Das Glücksrad
Mit »Drive My Car« fand Ende vergangenen Jahres endlich ein Film von Hamaguchi Ryûsuke seinen Weg in die deutschen Kinos. Auf einer Kurzgeschichte des auch in Deutschland beliebten Autors Murakami Haruki basierte jener Film, und auch beim Vorgänger »Das Glücksrad«, der diesen Monat startet, meint man, die Verfilmung einer literarischen Vorlage zu sehen. Doch die Geschichten, die Hamaguchi hier erzählt, stammen allesamt aus seiner Feder, fügen sich aber auf geradezu idealtypische Weise zu einem Portmanteau-Film. Um schicksalhafte Begegnungen geht es in allen drei Episoden, um Zufälle, mehr oder weniger glückliche Fügungen und um die Liebe, natürlich.
In der ersten Episode erzählt Tsugumi ihrer Freundin Meiko im Taxi von einem Date mit dem wunderbaren Kazu. In diesem erkennt Meiko bald ihren Ex-Freund, der sie verlassen hat, nachdem sie ihn betrogen hatte. Ob sie ihn noch liebt, fragt sich Meiko — und versucht, ihn zu verführen.
Um Verführung geht es auch in der zweiten Episode: Sasaki bittet die verheiratete Nao, sich an Literaturprofessor Segawa heranzumachen, der Sasaki hat durchfallen lassen. Doch die Begegnung zwischen Nao und Segawa verläuft anders als geplant. Aus der gescheiterten Verführung wird dennoch ein hocherotischer Moment, auch wenn nur vorgelesen wird.
Die letzte Episode beginnt mit einer zufälligen Begegnung auf einer Rolltreppe: Natsuko meint in Aya eine alte Klassenkameradin zu erkennen, mit der sie einst eine kurze, intensive Beziehung hatte. Auch wenn sich schnell herausstellt, dass eine Verwechslung vorliegt, fügen sich die beiden Frauen in ihre Rollen und werden für einen Moment zu innig Vertrauten.
Auch wenn die drei Episoden inhaltlich vollkommen unabhängig funktionieren, lassen sich mit der Zeit thematische Verknüpfungen und Variationen entdecken, ein Spiel mit Dopplungen und Verwechslungen.

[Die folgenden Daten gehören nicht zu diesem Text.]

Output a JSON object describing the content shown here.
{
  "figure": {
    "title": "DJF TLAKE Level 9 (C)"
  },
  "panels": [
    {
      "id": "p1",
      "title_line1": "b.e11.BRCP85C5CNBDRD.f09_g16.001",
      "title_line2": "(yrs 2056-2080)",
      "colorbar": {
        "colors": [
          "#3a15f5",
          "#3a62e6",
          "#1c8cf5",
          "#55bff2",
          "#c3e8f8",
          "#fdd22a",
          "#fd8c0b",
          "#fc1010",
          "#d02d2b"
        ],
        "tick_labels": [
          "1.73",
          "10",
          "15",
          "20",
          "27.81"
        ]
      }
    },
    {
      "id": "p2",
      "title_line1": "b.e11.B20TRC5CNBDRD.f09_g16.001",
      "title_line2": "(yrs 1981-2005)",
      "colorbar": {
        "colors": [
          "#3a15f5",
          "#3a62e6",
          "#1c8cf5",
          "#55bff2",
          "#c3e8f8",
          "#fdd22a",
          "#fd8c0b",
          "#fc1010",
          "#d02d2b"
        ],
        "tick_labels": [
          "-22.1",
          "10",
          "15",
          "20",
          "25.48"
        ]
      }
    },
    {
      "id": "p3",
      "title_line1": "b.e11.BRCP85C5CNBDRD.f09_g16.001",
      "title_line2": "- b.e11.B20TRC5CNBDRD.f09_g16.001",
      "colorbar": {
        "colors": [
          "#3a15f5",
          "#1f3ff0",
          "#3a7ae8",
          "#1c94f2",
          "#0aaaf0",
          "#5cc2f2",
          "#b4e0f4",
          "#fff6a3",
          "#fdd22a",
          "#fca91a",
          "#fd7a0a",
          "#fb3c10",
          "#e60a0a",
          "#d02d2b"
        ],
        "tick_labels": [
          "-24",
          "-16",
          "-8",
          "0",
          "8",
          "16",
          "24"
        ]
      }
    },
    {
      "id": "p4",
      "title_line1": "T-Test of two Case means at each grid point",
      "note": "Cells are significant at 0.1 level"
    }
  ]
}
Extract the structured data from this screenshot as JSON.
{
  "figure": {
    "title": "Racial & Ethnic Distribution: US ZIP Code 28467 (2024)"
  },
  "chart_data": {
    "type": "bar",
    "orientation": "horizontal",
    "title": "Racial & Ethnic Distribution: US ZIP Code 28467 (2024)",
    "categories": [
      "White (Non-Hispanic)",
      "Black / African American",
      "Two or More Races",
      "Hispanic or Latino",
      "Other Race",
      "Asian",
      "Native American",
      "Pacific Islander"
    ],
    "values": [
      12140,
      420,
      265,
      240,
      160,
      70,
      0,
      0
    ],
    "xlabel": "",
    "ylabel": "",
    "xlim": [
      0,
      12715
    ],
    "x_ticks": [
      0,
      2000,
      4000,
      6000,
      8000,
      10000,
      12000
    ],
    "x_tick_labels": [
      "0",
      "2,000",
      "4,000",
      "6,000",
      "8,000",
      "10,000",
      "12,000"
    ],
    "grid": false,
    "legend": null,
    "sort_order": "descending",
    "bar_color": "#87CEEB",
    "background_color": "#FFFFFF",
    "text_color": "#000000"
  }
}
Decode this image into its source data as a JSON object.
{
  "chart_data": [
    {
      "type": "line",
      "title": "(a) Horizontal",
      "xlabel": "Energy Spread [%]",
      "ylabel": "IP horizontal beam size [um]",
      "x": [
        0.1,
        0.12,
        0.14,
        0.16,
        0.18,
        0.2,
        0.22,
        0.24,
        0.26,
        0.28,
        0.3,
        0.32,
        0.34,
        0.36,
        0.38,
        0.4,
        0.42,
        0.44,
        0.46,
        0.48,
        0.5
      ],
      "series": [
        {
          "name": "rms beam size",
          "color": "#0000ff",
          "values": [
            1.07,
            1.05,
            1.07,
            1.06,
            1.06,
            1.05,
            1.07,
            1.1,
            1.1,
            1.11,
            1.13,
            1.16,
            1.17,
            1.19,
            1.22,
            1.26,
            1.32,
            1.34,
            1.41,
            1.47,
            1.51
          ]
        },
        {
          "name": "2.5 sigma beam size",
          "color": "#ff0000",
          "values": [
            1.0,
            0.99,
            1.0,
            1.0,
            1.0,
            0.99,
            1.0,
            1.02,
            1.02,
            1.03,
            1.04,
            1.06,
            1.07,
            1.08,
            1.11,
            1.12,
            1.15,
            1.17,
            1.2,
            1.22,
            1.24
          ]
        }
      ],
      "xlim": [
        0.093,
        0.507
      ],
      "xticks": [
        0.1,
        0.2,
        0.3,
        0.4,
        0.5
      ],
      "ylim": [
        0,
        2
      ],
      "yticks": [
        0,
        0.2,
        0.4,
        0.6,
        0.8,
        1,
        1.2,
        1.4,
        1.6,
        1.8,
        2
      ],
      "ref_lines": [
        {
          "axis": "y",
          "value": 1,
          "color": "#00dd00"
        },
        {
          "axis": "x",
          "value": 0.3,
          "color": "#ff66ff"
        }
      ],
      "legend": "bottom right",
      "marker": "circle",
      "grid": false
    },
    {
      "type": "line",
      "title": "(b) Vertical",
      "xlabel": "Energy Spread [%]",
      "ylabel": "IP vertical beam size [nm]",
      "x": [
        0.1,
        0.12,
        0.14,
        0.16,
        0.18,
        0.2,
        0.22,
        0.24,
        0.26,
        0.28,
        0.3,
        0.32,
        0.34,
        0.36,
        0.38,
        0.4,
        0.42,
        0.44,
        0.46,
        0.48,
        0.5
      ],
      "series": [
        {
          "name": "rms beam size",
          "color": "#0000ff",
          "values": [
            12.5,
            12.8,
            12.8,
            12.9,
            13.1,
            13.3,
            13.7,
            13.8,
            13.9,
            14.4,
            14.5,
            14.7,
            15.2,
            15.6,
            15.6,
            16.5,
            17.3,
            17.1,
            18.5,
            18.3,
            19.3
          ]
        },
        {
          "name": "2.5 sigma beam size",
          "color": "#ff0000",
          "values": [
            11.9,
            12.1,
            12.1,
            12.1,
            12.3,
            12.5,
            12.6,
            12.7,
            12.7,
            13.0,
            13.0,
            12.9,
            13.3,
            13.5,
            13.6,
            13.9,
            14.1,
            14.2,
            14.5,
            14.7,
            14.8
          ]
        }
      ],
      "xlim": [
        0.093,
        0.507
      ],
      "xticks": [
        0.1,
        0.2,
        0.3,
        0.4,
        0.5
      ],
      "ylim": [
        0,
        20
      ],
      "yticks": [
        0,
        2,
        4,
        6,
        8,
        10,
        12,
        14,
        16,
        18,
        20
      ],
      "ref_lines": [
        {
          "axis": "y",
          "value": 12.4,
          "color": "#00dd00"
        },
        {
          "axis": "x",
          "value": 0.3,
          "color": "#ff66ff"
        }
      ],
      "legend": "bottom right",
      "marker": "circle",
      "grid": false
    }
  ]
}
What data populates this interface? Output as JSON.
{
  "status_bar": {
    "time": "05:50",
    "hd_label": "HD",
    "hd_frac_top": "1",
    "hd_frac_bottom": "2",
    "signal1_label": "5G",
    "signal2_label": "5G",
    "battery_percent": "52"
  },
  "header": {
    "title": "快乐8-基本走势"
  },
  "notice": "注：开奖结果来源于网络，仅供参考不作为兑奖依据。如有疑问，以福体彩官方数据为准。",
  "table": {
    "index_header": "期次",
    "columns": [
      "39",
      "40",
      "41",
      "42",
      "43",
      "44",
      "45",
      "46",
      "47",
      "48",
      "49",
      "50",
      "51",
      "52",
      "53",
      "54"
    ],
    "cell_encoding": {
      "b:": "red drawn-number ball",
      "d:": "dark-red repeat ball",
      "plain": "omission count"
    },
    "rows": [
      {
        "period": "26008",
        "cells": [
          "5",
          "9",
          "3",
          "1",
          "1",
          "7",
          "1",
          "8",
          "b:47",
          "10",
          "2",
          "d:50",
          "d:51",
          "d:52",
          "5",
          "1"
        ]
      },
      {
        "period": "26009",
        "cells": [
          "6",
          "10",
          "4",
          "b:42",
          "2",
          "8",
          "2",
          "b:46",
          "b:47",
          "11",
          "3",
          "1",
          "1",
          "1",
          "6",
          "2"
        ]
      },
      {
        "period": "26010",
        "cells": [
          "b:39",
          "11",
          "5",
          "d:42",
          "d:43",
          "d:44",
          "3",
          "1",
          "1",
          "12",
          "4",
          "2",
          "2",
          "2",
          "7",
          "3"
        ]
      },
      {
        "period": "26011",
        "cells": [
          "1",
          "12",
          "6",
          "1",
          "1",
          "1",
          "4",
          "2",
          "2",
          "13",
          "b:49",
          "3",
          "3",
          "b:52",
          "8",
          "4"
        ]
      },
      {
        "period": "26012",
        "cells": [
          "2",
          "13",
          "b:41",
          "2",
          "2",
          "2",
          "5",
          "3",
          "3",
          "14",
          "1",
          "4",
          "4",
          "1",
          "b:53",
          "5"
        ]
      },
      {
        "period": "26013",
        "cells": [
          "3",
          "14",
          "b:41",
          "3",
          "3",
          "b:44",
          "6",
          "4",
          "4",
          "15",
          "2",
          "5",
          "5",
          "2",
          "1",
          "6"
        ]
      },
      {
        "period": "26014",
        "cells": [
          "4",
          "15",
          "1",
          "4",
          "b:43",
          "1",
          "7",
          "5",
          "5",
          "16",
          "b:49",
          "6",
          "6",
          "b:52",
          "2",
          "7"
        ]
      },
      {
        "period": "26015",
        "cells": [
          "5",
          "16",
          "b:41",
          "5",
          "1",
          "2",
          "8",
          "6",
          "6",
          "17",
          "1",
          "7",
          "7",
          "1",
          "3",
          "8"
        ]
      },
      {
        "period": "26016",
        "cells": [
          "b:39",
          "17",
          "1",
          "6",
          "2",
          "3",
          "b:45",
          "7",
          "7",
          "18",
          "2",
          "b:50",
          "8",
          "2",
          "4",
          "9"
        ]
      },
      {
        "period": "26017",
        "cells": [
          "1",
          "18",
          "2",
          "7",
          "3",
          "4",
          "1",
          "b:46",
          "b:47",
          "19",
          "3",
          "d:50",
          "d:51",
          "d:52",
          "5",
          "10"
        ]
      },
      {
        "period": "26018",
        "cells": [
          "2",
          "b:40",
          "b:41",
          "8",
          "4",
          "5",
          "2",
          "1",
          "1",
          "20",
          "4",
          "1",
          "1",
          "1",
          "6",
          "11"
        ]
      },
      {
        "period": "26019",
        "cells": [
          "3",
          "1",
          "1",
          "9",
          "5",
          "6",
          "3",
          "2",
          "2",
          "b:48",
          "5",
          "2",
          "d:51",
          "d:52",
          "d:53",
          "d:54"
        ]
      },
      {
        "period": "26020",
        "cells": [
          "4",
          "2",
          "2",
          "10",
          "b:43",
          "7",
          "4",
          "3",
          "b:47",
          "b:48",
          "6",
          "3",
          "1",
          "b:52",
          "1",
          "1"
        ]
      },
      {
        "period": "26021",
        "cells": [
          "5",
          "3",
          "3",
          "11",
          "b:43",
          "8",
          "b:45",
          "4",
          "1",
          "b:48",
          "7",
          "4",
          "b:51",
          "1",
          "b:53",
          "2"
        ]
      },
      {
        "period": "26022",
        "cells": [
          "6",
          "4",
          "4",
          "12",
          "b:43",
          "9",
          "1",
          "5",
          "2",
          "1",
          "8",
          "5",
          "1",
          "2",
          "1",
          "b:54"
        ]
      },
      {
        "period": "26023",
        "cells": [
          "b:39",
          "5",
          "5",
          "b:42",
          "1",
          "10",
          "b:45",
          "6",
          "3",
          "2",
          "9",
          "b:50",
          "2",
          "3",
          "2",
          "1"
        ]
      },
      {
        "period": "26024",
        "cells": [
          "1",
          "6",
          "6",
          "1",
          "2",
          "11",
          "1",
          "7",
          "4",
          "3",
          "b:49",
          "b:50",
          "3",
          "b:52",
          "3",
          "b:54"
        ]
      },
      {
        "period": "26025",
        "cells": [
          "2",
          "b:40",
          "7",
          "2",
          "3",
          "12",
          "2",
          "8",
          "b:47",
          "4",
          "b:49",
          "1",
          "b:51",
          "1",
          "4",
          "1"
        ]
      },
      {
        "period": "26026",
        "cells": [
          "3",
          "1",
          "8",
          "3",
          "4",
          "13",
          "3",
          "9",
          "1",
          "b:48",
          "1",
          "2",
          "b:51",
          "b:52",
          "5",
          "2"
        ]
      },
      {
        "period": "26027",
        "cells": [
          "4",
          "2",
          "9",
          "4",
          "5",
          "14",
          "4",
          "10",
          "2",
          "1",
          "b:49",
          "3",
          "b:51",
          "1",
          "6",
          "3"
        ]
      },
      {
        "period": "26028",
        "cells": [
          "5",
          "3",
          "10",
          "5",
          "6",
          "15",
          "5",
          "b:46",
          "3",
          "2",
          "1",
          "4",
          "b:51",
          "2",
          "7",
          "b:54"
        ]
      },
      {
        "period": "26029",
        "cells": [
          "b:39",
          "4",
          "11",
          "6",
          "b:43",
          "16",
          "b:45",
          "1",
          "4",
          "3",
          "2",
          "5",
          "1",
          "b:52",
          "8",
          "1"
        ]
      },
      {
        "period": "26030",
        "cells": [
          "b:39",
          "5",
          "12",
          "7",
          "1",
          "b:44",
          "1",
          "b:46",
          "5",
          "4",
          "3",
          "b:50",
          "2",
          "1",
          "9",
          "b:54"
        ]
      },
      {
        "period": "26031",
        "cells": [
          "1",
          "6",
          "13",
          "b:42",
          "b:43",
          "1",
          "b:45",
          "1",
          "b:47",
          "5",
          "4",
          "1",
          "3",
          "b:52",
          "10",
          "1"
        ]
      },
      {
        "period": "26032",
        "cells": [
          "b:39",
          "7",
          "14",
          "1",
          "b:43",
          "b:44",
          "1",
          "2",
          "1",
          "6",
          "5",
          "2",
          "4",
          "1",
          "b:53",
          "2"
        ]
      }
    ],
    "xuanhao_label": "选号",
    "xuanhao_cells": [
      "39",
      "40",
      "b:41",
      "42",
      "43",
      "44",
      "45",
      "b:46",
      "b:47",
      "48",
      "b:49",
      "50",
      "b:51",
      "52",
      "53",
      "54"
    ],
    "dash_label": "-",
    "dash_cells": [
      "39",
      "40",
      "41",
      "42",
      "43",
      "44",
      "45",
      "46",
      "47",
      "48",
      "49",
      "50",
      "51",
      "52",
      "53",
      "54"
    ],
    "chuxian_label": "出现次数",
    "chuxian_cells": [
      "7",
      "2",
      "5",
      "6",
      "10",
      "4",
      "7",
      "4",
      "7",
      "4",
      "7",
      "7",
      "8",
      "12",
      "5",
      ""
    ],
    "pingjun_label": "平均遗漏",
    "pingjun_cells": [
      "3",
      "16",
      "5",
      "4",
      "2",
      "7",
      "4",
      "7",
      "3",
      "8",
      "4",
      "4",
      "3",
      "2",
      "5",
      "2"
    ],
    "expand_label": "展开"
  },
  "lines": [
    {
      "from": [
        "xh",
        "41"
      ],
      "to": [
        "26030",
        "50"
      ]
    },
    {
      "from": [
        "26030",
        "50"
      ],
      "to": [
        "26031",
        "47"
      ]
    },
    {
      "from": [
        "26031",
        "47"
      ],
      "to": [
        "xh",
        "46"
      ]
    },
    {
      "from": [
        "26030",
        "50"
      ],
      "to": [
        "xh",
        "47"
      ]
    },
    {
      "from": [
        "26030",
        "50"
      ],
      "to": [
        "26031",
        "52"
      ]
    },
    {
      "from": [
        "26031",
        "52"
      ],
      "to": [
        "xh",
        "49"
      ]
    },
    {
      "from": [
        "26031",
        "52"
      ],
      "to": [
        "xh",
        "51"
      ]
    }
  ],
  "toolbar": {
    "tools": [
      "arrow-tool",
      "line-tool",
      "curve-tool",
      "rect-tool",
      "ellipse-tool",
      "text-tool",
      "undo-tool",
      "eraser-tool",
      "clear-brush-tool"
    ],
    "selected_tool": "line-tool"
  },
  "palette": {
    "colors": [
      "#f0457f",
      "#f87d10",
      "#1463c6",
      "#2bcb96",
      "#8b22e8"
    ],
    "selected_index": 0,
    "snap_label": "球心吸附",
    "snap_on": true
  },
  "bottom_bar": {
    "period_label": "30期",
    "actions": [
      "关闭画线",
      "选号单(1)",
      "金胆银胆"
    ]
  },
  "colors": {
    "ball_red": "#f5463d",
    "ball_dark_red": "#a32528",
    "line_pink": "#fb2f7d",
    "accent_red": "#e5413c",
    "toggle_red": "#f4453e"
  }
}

Leicht und redselig wirken die Geschichten, die in meist starren, sehr langen Einstellungen betont unaufgeregt gefilmt sind; doch unter der Oberfläche offenbaren sich bald auch abgründigere Emotionen, erzählt Hamaguchi von Verlust, Trennungen und Eifersucht, vom Gefühl, sein Leben verschwendet zu haben und irgendwann falsch abgebogen zu sein. In seiner Zufälligkeit bleibt das Glücksrad des Lebens eben nicht immer auf einem Gewinn stehen.
(Guzen to sozo) J 2021, R: Hamaguchi Ryûsuke, D: Furukawa Kotone, Nakajima Ayumu, Hyunri, Shibukawa Kiyohiko, 121 Min. Start: 1.9.